P2P applications (18%)
e-mail attachments (28%)
Web site downloads (26%)
Partners with network access (23%)
Other (4%)


It is the ActiveX level of Windows that allows infection during normally sequestered "intimate" network accesses that P2P may allow. That is one directory, file copying. Instead we have services that ought to be cloaked or locked away available to script kiddies. Ever been infected by a virus via a webpage or download? The Open Source community has an inbuilt protection against malicious code. It's very nature (publishing the source code) makes it difficult to hide evil code that may establish liability.

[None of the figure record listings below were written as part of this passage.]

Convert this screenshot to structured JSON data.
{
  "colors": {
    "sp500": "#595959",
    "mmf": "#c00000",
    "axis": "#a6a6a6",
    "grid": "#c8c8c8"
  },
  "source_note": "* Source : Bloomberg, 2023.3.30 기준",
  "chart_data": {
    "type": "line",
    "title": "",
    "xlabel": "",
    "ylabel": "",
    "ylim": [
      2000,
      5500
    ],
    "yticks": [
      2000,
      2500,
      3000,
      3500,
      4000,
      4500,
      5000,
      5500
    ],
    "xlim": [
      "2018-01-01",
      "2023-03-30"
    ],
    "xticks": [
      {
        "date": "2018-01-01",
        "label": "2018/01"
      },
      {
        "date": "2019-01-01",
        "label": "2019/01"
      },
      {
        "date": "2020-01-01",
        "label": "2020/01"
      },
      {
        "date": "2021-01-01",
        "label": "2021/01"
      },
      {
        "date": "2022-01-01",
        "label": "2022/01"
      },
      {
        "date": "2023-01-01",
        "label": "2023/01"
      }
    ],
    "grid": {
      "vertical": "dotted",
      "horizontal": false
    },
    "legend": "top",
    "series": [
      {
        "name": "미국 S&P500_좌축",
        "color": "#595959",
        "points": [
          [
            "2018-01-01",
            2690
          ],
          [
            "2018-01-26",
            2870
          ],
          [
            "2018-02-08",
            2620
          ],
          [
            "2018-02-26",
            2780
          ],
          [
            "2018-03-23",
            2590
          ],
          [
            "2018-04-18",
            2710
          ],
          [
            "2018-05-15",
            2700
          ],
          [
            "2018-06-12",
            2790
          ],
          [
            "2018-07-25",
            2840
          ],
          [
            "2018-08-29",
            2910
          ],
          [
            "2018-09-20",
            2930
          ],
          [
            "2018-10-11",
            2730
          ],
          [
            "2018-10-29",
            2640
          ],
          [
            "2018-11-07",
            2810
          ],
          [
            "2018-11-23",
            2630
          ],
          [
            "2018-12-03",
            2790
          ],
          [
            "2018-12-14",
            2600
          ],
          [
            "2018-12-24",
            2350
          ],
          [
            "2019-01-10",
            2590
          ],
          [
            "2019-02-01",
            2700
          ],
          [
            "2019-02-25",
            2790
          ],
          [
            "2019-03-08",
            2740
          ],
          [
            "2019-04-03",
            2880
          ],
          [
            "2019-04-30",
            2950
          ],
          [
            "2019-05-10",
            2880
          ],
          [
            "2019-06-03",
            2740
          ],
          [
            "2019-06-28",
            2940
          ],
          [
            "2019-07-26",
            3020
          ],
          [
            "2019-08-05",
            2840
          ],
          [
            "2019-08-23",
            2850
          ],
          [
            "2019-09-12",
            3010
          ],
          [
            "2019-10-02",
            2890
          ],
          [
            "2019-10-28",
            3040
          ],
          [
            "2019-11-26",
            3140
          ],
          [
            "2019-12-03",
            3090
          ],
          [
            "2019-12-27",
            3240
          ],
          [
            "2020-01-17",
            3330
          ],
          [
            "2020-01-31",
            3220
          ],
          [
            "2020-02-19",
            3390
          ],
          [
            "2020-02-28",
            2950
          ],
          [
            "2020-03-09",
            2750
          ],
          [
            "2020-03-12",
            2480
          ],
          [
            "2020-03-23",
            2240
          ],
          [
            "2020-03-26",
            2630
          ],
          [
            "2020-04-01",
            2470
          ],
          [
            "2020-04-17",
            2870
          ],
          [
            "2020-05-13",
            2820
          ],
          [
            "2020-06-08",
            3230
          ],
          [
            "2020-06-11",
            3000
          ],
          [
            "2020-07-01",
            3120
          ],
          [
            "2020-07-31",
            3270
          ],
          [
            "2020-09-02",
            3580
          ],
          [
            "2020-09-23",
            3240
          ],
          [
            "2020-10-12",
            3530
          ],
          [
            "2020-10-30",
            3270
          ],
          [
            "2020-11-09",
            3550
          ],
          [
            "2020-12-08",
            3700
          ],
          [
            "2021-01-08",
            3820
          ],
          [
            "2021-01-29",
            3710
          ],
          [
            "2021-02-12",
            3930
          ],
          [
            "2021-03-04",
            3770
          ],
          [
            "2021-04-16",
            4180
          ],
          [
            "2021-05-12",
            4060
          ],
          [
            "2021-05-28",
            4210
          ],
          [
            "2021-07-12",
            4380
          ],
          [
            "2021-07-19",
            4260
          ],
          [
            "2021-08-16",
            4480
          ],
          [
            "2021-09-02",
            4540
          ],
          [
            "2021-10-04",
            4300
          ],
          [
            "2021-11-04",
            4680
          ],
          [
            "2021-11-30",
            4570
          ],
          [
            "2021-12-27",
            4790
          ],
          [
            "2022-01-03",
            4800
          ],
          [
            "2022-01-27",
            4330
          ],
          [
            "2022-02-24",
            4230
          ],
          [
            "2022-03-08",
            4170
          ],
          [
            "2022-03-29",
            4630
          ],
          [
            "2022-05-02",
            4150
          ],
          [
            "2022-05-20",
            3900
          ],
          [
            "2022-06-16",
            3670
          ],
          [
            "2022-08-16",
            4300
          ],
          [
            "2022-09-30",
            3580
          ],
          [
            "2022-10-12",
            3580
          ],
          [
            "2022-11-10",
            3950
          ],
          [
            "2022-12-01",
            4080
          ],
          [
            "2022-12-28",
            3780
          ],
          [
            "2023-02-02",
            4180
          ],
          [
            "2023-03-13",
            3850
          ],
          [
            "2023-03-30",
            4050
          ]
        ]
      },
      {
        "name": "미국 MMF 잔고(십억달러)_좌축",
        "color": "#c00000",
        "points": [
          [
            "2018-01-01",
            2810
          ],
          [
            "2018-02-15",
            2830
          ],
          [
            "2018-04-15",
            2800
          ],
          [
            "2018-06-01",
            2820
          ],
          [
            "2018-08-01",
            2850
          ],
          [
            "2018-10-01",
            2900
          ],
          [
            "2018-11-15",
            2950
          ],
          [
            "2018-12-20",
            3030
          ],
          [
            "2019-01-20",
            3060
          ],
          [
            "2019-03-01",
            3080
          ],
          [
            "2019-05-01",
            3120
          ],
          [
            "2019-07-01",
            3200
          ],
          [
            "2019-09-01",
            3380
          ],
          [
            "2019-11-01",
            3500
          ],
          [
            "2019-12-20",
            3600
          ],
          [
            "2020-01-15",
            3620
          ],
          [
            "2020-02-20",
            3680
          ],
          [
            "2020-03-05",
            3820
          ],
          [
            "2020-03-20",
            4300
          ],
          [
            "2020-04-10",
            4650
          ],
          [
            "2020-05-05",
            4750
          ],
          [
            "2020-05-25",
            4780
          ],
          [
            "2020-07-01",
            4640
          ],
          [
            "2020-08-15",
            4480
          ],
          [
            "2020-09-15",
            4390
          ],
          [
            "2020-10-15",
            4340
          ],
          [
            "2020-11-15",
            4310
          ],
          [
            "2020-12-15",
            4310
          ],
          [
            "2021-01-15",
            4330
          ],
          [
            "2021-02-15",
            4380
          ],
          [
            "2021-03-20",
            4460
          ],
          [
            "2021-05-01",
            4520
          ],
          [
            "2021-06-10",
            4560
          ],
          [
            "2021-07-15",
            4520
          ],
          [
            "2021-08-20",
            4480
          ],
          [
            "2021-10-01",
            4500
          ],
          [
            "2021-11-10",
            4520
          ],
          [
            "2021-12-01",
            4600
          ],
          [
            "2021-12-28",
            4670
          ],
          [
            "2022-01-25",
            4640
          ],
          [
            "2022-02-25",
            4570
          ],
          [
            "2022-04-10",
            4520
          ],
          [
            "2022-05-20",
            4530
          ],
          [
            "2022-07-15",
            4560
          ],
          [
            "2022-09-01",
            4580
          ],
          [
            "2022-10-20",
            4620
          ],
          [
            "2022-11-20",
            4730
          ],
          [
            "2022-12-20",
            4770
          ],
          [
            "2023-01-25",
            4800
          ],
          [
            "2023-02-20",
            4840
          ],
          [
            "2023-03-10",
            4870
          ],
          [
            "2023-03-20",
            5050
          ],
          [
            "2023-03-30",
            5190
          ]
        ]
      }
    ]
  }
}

We can backup all our development files in Linux with one command. And it does this without worry every day. It takes minutes or even seconds and compresses entire directory trees into files that rebuild easily. The venerable tar (tape archive) utility is terrifically powerful. Used with cron (the time based background application system) and you too can take a photocopy of all your files in seconds.


It takes hours to backup these files under Windows. Using WinZip improves matters, unless Windows memory management gets involved. And then a new class of doubt arises as a job that takes so long to complete surpasses one's memory of what the file you created is for, moreover the crash renders the large ZIP file useless.


And the Linux development environment just keeps on running without a pause. The Windows machine crashes about twice a day, usually from memory faults.